Фрэнни одна из первых вышла из дальнего вагона в северном конце платформы. Лейн увидал ее сразу, и, что бы он ни старался сделать со своим лицом, его рука так вскинулась кверху, что сразу все стало ясно. И Фрэнни это поняла и горячо замахала ему в ответ. На ней была шубка из стриженого енота, и Лейн, идя к ней навстречу быстрым шагом, но с невозмутимым лицом, вдруг подумал, что на всем перроне только ему одному по-настоящему знакома шубка Фрэнни. Он вспомнил, как однажды, в чьей-то машине, целуясь с Фрэнни уже с полчаса, он вдруг поцеловал отворот ее шубки, как будто это было вполне естественное, желанное продолжение ее самой.

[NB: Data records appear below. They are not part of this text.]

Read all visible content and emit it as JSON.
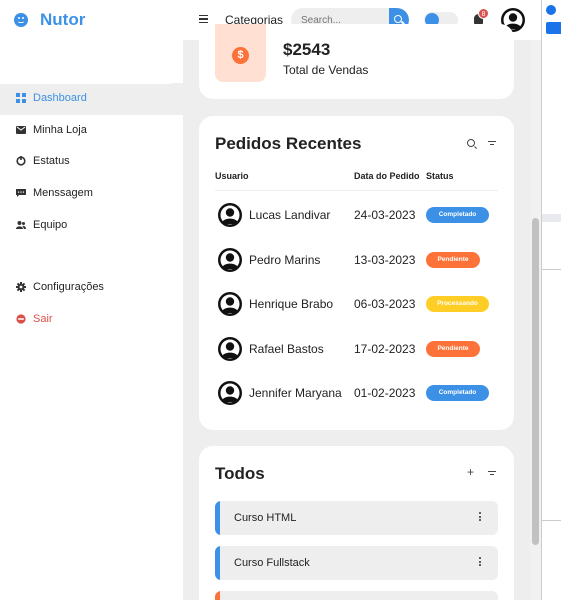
{
  "brand": {
    "name": "Nutor"
  },
  "topbar": {
    "nav_link": "Categorias",
    "search_placeholder": "Search...",
    "notification_count": "8"
  },
  "sidebar": {
    "items": [
      {
        "label": "Dashboard",
        "icon": "dashboard-icon",
        "active": true
      },
      {
        "label": "Minha Loja",
        "icon": "store-icon"
      },
      {
        "label": "Estatus",
        "icon": "stats-icon"
      },
      {
        "label": "Menssagem",
        "icon": "message-icon"
      },
      {
        "label": "Equipo",
        "icon": "team-icon"
      }
    ],
    "bottom": [
      {
        "label": "Configurações",
        "icon": "gear-icon"
      },
      {
        "label": "Sair",
        "icon": "logout-icon"
      }
    ]
  },
  "sales": {
    "value": "$2543",
    "label": "Total de Vendas",
    "icon_glyph": "$"
  },
  "orders": {
    "title": "Pedidos Recentes",
    "columns": [
      "Usuario",
      "Data do Pedido",
      "Status"
    ],
    "rows": [
      {
        "name": "Lucas Landivar",
        "date": "24-03-2023",
        "status": "Completado",
        "color": "#3c91e6"
      },
      {
        "name": "Pedro Marins",
        "date": "13-03-2023",
        "status": "Pendiente",
        "color": "#fd7238"
      },
      {
        "name": "Henrique Brabo",
        "date": "06-03-2023",
        "status": "Processando",
        "color": "#ffce26"
      },
      {
        "name": "Rafael Bastos",
        "date": "17-02-2023",
        "status": "Pendiente",
        "color": "#fd7238"
      },
      {
        "name": "Jennifer Maryana",
        "date": "01-02-2023",
        "status": "Completado",
        "color": "#3c91e6"
      }
    ]
  },
  "todos": {
    "title": "Todos",
    "plus": "+",
    "items": [
      {
        "label": "Curso HTML",
        "color": "#3c91e6"
      },
      {
        "label": "Curso Fullstack",
        "color": "#3c91e6"
      },
      {
        "label": "",
        "color": "#fd7238"
      }
    ]
  },
  "colors": {
    "primary": "#3c91e6",
    "danger": "#db504a",
    "orange": "#fd7238",
    "yellow": "#ffce26",
    "grey": "#eeeeee"
  }
}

— Лейн! — Фрэнни поздоровалась с ним очень радостно: она была не из тех, кто скрывает радость.
Закинув руки ему на шею, она поцеловала его. Это был перронный поцелуй — сначала непринужденный, но сразу затормозившийся, словно они просто стукнулись лбами.
— Ты получил мое письмо? — спросила она и тут же сразу добавила: — Да ты совсем замерз, бедняжка! Почему не подождал внутри? Письмо мое получил?
— Какое письмо? — спросил Лейн, поднимая ее чемодан. Чемодан был синий, обшитый белой кожей, как десяток других чемоданов, только что снятых с поезда.
— Не получил? А я опустила в среду! Господи! Еще сама отнесла на почту!
— А-а-а, ты о том письме… Да, да. Это все твои вещи? А что за книжка?
Фрэнни взглянула на книжку, она держала ее в левой руке — маленькую книжечку в светло-зеленом переплете.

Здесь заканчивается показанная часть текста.